His wife, a CIA agent, recommended him for the job — the conclusions from which he published in an op-ed. Wilson claimed he was sent by the VP’s office — another lie — and when members of the Bush administration supplied the context for all these machinations and motivations on background, Joe Wilson, caught in the tangle of his own lies, half-truths, and shoddy fact-finding work, knew exactly what to do: claim victim status and run screaming into the arms of the anti-Bush crowd, many of whom are so filled with a desire to see the administration brought to its knees that they will embrace any charlatan who comes along, provided s/he is saying the right things, and can present a problem for the President.

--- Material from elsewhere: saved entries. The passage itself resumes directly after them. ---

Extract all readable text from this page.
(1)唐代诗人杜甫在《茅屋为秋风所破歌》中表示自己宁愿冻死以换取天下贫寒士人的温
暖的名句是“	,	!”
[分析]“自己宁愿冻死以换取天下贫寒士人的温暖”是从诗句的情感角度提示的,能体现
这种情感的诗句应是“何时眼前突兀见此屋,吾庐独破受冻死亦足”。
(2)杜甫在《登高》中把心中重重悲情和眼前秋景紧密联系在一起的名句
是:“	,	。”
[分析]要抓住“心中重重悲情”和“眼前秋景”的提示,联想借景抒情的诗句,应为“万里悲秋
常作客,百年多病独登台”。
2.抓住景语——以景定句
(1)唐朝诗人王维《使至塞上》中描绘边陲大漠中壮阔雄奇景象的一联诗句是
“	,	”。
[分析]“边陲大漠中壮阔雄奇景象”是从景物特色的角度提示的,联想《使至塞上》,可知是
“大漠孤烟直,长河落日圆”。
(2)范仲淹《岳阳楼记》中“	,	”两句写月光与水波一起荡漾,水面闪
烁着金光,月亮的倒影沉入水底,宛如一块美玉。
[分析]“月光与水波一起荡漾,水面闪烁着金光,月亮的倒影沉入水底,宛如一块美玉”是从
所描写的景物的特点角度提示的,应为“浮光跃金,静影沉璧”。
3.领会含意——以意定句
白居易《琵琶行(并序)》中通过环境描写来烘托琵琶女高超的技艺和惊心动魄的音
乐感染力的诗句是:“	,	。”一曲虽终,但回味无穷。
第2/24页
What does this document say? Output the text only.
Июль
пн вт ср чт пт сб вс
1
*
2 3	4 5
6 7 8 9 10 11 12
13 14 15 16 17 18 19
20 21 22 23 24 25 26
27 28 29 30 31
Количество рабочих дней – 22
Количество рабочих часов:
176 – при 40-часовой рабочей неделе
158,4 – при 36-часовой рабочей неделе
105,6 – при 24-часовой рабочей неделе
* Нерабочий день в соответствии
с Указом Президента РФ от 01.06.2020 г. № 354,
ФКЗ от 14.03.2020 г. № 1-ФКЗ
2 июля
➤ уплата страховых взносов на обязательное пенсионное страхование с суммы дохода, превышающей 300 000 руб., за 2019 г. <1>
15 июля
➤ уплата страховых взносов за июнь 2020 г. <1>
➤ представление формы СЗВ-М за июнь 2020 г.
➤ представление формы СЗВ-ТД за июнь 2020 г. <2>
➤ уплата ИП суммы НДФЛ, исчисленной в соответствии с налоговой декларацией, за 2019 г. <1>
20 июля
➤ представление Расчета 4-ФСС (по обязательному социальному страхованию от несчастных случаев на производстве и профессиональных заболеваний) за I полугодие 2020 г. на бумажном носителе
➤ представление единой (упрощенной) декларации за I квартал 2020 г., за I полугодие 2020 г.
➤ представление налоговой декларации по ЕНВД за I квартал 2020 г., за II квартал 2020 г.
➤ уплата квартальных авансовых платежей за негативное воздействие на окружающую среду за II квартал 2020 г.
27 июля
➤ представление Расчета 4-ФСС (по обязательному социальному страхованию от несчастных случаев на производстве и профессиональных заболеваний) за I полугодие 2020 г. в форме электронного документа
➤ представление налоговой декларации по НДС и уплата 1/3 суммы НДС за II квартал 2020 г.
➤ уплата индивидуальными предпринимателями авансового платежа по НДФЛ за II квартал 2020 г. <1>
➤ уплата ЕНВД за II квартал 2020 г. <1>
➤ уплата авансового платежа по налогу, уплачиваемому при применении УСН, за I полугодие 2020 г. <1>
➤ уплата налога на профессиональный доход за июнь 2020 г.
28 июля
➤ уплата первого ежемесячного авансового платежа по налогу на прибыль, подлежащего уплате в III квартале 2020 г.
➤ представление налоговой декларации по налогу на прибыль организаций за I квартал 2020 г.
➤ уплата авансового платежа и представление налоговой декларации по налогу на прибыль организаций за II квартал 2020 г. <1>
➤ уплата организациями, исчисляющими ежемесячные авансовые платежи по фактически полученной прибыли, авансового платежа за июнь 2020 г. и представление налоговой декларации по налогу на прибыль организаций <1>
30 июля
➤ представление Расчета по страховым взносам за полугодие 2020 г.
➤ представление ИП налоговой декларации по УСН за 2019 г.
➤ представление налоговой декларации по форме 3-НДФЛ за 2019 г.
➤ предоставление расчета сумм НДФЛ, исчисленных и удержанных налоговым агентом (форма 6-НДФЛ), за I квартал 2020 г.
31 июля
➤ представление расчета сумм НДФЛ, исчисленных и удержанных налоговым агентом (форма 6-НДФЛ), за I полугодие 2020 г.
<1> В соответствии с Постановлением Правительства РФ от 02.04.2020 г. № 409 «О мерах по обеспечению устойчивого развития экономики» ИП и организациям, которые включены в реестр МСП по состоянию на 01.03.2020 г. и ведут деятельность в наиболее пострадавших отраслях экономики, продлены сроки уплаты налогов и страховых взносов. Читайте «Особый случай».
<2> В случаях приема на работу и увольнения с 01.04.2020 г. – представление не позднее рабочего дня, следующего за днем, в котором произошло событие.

It has always troubled me that those who embraced Wilson and Plame — even if they actually believed there was wrongdoing on the part of the administration (and I’m convinced many of them don’t believe it for a second, but rather find the shadow they’ve contrived to throw over the administration as a result of Wilson’s allegations useful) — never bothered to distance themselves from what follow-up investigations kept proving was Wilson’s cynical, deceitful, and self-serving behavior.
Instead, they embraced him as a hero — a kind of whistleblower — and he, in turn, has moved comfortably into the part of aggrieved patriot.
To hear him chirp about how bothered he is by the politicization of intelligence is so rich in irony that, were irony a donut, the center could not possibly hold, and we’d soon be left staring at a breakfast table suddenly become home to a donut-sized black hole.